Often, when you look back at things, two phenomena which seemed unconnected were actually just two instances of a third, unknown actor. Thus, even if they seemed to be related or following on each other’s footsteps, we couldn’t know at the time that something more was beneath the surface, a direction or reason guiding their disparate trajectories. With the release of Katatonia‘s latest album, The Fall of Hearts, it has become apparent that this was the case with their previous two releases. While Dead End Kings and Dethroned & Uncrowned were obviously connected, the second being an acoustic rendition of the first, it appears that their relationship is much more than just causal. The Fall of Hearts consolidates these two releases into a new chapter in the life of Katatonia, coalescing the styles found on both into an album.
You see, Dethroned & Uncrowned was much more than just an acoustic covers album, or so we have been saying for a while now. The fact that a lot of the instruments and vocals were re-recorded, the differences in composition and the complete feeling that the album had, led us to view it as a separate release. The Fall of Hearts confirms that, as it blends the style heard on that album with the one of its progenitor. Thus, it is an album which continues to dig into the acoustic elements of Katatonia’s dark themes while incorporating plenty of heavy moments. This makes The Fall of Hearts an outstandingly complex and subtle album, one which requires multiple listens before you can crack its bleeding, aching heart. In the stead of the more straightforward approach that once informed Katatonia albums, this one ducks and weaves, fades and returns, runs and then is still.
Take a look for example at the trio of tracks which close the album off. “The Night Subscriber” is one of the best Katatonia tracks in recent memory: its opening guitar lines and the way it blends with weird synths belongs right in Dead End Kings. However, the more prominent places these synths take and the intricacy of their composition is unheard of on that album. accompanying them, Jonas Renkse is Jonas Renkse in all his unbridled glory, albeit somewhat changed; his voice on this album is sometimes even more morose than usual, dripping with dejection and misplacement. However, near the two minute track, a heavy riff is introduced which brings us back to the realms of classic Katatonia. You see? Intricacy: instead of regulating a more atmospheric track, where complex synths can live in their own, fenced off place, The Fall of Hearts brings the two sounds together within one track.
And as if this one track is not enough to send our brow furrowing in the efforts of active listening, we must remember that this is a trio we are talking about. “Pale Flag” is Dethroned & Uncrowned meets Sanctitude, that amazing live DVD. You can hear it in the drums which punctuate the background of this heart breaking track. It drips with the atmosphere and piercing guitar work of Dethroned & Uncrowned but, once again, the synths have been brought to the fore.
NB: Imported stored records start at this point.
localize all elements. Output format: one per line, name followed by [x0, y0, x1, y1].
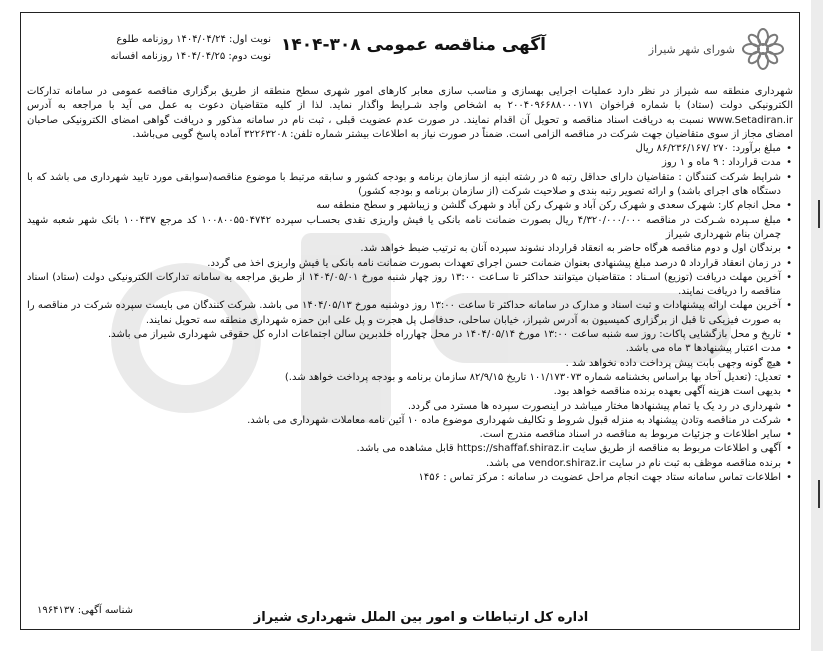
logo-text: شورای شهر شیراز	[648, 42, 735, 56]
list-item: • آگهی و اطلاعات مربوط به مناقصه از طریق سایت https://shaffaf.shiraz.ir قابل مشاهده می باشد.	[27, 442, 793, 456]
list-item: • محل انجام کار: شهرک سعدی و شهرک رکن آباد و شهرک رکن آباد و شهرک گلشن و زیباشهر و سطح منطقه سه	[27, 199, 793, 213]
notice-title: آگهی مناقصه عمومی ۳۰۸-۱۴۰۴	[280, 35, 546, 55]
list-item: • تعدیل: (تعدیل آحاد بها براساس بخشنامه شماره ۱۰۱/۱۷۳۰۷۳ تاریخ ۸۲/۹/۱۵ سازمان برنامه و بودجه پرداخت خواهد شد.)	[27, 371, 793, 385]
publication-dates	[31, 31, 271, 65]
list-item: • مبلغ برآورد: ۲۷۰ /۸۶/۲۳۶/۱۶۷ ریال	[27, 142, 793, 156]
ad-id: شناسه آگهی: ۱۹۶۴۱۳۷	[37, 605, 134, 616]
list-item: • شرایط شرکت کنندگان : متقاضیان دارای حداقل رتبه ۵ در رشته ابنیه از سازمان برنامه و بودجه کشور و سابقه مرتبط با موضوع مناقصه(سوابقی مورد تایید شهرداری می باشد که با دستگاه های اجرای باشد) و ارائه تصویر رتبه بندی و صلاحیت شرکت (از سازمان برنامه و بودجه کشور)	[27, 171, 793, 200]
list-item: • مدت اعتبار پیشنهادها ۳ ماه می باشد.	[27, 342, 793, 356]
list-item: • هیچ گونه وجهی بابت پیش پرداخت داده نخواهد شد .	[27, 357, 793, 371]
list-item: • شهرداری در رد یک یا تمام پیشنهادها مختار میباشد در اینصورت سپرده ها مسترد می گردد.	[27, 400, 793, 414]
edge-mark	[818, 480, 820, 508]
list-item: • برنده مناقصه موظف به ثبت نام در سایت vendor.shiraz.ir می باشد.	[27, 457, 793, 471]
list-item: • تاریخ و محل بازگشایی پاکات: روز سه شنبه ساعت ۱۳:۰۰ مورخ ۱۴۰۴/۰۵/۱۴ در محل چهارراه خلدبرین سالن اجتماعات اداره کل حقوقی شهرداری شیراز می باشد.	[27, 328, 793, 342]
list-item: • شرکت در مناقصه وتادن پیشنهاد به منزله قبول شروط و تکالیف شهرداری موضوع ماده ۱۰ آئین نامه معاملات شهرداری می باشد.	[27, 414, 793, 428]
issuing-office: اداره کل ارتباطات و امور بین الملل شهرداری شیراز	[253, 610, 589, 625]
flower-emblem-icon	[741, 27, 785, 71]
list-item: • بدیهی است هزینه آگهی بعهده برنده مناقصه خواهد بود.	[27, 385, 793, 399]
tender-notice	[20, 12, 800, 630]
list-item: • سایر اطلاعات و جزئیات مربوط به مناقصه در اسناد مناقصه مندرج است.	[27, 428, 793, 442]
shiraz-council-logo	[648, 23, 785, 75]
list-item: • آخرین مهلت ارائه پیشنهادات و ثبت اسناد و مدارک در سامانه حداکثر تا ساعت ۱۳:۰۰ روز دوشنبه مورخ ۱۴۰۴/۰۵/۱۳ می باشد. شرکت کنندگان می بایست سپرده شرکت در مناقصه را به صورت فیزیکی تا قبل از برگزاری کمیسیون به آدرس شیراز، خیابان ساحلی، حدفاصل پل هجرت و پل علی ابن حمزه شهرداری منطقه سه تحویل نمایند.	[27, 299, 793, 328]
intro-paragraph: شهرداری منطقه سه شیراز در نظر دارد عملیات اجرایی بهسازی و مناسب سازی معابر کارهای امور شهری سطح منطقه از طریق برگزاری مناقصه عمومی در سامانه تدارکات الکترونیکی دولت (ستاد) با شماره فراخوان ۲۰۰۴۰۹۶۶۸۸۰۰۰۱۷۱ به اشخاص واجد شـرایط واگذار نماید. لذا از کلیه متقاضیان دعوت به عمل می آید با مراجعه به آدرس www.Setadiran.ir نسبت به دریافت اسناد مناقصه و تحویل آن اقدام نمایند. در صورت عدم عضویت قبلی ، ثبت نام در سامانه مذکور و دریافت گواهی امضای الکترونیکی صاحبان امضای مجاز از سوی متقاضیان جهت شرکت در مناقصه الزامی است. ضمناً در صورت نیاز به اطلاعات بیشتر شماره تلفن: ۳۲۲۶۳۲۰۸ آماده پاسخ گویی می‌باشد.	[27, 86, 793, 140]
notice-body	[27, 85, 793, 485]
edge-mark	[818, 200, 820, 228]
list-item: • اطلاعات تماس سامانه ستاد جهت انجام مراحل عضویت در سامانه : مرکز تماس : ۱۴۵۶	[27, 471, 793, 485]
list-item: • برندگان اول و دوم مناقصه هرگاه حاضر به انعقاد قرارداد نشوند سپرده آنان به ترتیب ضبط خواهد شد.	[27, 242, 793, 256]
list-item: • آخرین مهلت دریافت (توزیع) اسـناد : متقاضیان میتوانند حداکثر تا سـاعت ۱۳:۰۰ روز چهار شنبه مورخ ۱۴۰۴/۰۵/۰۱ از طریق مراجعه به سامانه تدارکات الکترونیکی دولت (ستاد) اسناد مناقصه را دریافت نمایند.	[27, 271, 793, 300]
publish-second: نوبت دوم: ۱۴۰۴/۰۴/۲۵ روزنامه افسانه	[110, 51, 271, 62]
list-item: • مبلغ سـپرده شـرکت در مناقصه ۴/۳۲۰/۰۰۰/۰۰۰ ریال بصورت ضمانت نامه بانکی یا فیش واریزی نقدی بحسـاب سپرده ۱۰۰۸۰۰۵۵۰۴۷۴۲ کد مرجع ۱۰۰۴۳۷ بانک شهر شعبه شهید چمران بنام شهرداری شیراز	[27, 214, 793, 243]
list-item: • در زمان انعقاد قرارداد ۵ درصد مبلغ پیشنهادی بعنوان ضمانت حسن اجرای تعهدات بصورت ضمانت نامه بانکی یا فیش واریزی اخذ می گردد.	[27, 257, 793, 271]
list-item: • مدت قرارداد : ۹ ماه و ۱ روز	[27, 156, 793, 170]
conditions-list	[27, 142, 793, 485]
notice-header	[21, 13, 799, 83]
scroll-edge[interactable]	[811, 0, 823, 651]
publish-first: نوبت اول: ۱۴۰۴/۰۴/۲۴ روزنامه طلوع	[116, 34, 271, 45]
It’s really hard to overstate how great the synth work on the album is, how much it takes the separate parts of two (and maybe three, or even four if you’d like) albums and gives them a shared blood, a shared vein through which to speak. “Pale Flag” then is a creeping, desolate fog, Katatonia in all their depressing might.
Which leads us to “Passer”. Say, have you been missing Opeth‘s harder edge? Well, this isn’t exactly that but it’s going to scratch a lot of those Ghost Reveries itches: it opens with an incredibly groovy riff which is also the heaviest on the album. It continues along those lines, before turning the fast paced riff inside out, again with the help of the synths. They slow it down when needed, surround it with their own energies. However, the heaviness is not afraid to return in several places on this, one of the most fantastic closing tracks Katatonia have composed. And that’s saying something, since they have a talent for those. “Passer” is the perfect bracket to this album, an album which had started with “Takeover”, an ethereal and emotion laden track. “Passer” and its sudden ending let us look back at what we have heard and realize the distance we traveled, just how many by-roads, stops and digressions this album has taken us on.
This trio of tracks proves to us that Katatonia are far from full, far from satiated with their undoubtedly grand place within their genre. They aren’t settled, stagnant or calcified. On the contrary, they keep moving forward, keep moving past what it was that used to make them what they were. They are intent on redefining what their albums mean: dicing and slicing their past, they subtly and expertly weave it into something new but still recognizable to the fans. As a result, and this is a personal note here, The Fall of Hearts is a complex album which took this reviewer a lot of time to get a handle on. We suspect that’s what it will do to you as well. It contains within it all sorts of Katatonia, different versions and mirror reflections of the band which coalesce into another, brilliant, brave and convincing album. Undoubtedly their most progressive album, The Fall of Hearts shows us Katatonia stretching their talents as far as they will go and then some.